Edward of Woodstock died prematurely in his château, one year before his father Edward III, without ever reigning over England. In the Archdiocese of Bordeaux, however, on 6 January 1367, his wife Joan of Kent gave birth to his second son. Froissart states clearly that the event took place at the “abbey of the archbishop’s palace”, and that his name was Richard. He would in fact be officially called “Richard of Bordeaux or Richard II the Gascon,” and a Shakespearean hero, reigning in place of his father who died too young. Legend has always had it that three kings attended his christening in the Saint-André Cathedral. Froissart is more modest and speaks only of the bishop of Agen and of the king without a throne of Majorca.
As for Woodstock, Prince of Aquitaine, Earl of Chester, Duke of Cornwall, his real name has become blurred in the course of history. He will forever be considered the Black Prince, whose legend would do all it could to darken his good name even more. We do not know when this began. Robert Grafton himself speaks in 1594 of an already longstanding tradition, although he was perhaps the first.
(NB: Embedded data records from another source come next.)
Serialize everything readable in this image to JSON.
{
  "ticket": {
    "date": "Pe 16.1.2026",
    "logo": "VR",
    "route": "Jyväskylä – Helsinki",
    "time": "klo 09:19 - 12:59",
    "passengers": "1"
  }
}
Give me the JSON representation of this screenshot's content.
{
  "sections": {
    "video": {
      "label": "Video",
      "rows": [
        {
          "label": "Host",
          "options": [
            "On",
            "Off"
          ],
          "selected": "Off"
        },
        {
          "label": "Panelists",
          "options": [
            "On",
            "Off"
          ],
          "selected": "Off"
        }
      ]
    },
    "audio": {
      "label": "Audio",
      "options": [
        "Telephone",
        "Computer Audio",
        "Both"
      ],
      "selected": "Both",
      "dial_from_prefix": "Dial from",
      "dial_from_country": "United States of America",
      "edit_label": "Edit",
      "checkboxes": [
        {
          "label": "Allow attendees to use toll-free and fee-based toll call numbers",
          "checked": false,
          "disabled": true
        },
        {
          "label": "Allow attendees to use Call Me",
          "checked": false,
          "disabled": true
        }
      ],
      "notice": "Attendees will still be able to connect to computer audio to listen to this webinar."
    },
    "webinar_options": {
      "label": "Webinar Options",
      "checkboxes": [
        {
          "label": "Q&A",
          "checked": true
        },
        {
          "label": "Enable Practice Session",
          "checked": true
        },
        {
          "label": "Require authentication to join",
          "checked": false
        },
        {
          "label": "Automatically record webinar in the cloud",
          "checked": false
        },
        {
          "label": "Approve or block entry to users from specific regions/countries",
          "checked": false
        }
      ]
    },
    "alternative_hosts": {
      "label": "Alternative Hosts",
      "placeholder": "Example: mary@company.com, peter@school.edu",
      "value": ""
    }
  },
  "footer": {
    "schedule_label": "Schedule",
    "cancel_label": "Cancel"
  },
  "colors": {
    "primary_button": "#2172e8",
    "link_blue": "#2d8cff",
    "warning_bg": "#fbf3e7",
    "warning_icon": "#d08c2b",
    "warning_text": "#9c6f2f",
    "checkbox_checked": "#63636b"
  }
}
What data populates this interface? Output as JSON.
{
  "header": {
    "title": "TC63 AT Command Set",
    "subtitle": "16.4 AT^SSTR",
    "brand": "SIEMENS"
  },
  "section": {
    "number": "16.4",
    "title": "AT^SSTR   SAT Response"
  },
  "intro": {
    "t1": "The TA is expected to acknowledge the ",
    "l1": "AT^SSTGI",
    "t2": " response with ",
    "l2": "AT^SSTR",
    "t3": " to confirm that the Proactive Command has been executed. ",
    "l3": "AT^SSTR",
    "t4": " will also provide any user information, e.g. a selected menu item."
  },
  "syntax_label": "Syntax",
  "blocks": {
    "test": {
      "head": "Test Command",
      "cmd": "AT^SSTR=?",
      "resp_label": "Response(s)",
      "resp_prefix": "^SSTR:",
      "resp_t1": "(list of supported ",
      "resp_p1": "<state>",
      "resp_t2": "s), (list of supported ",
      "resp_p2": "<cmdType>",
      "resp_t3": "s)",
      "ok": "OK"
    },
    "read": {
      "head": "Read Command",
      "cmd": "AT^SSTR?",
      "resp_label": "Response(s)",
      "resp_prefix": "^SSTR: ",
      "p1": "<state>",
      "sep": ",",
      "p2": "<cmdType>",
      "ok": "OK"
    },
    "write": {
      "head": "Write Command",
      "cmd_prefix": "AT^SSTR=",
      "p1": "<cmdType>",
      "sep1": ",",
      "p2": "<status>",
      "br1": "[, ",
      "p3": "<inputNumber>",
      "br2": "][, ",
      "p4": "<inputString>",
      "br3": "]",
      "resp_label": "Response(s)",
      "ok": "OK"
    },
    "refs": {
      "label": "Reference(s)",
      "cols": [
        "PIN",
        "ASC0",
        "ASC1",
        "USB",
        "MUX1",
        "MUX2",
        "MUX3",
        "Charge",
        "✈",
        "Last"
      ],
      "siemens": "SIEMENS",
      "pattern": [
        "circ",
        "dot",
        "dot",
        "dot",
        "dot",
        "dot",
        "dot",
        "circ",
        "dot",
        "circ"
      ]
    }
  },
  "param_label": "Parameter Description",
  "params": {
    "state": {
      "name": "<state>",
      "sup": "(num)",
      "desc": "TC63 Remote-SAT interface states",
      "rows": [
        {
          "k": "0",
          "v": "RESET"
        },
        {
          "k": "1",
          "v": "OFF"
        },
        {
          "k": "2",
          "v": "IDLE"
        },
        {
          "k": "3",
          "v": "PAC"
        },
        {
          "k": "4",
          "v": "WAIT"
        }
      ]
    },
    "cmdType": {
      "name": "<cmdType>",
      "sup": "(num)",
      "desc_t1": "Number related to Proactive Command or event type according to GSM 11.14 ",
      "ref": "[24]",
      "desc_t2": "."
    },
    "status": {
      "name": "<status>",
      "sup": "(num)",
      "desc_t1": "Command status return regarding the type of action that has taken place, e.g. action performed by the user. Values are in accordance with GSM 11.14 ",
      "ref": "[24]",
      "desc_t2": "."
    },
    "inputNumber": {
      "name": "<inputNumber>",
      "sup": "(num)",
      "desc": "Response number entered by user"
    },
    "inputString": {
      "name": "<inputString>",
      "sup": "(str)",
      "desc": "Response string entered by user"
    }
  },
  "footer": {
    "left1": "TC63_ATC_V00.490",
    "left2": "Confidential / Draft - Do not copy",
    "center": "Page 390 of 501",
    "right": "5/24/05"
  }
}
The Black Prince’s famous recumbent statue now lies in Canterbury Cathedral, where he received a king’s funeral. But Edward of Woodstock, the only Prince of Aquitaine in history, and thanks to whom Bordeaux became a capital of Europe between 1362 and 1372, could have been buried here, in Saint-André, at the site from which the epic rides that created his legend began. And in Bordeaux, every morning, his shadow returns to haunt the square of Pey-Berland, where his destroyed palace once stood.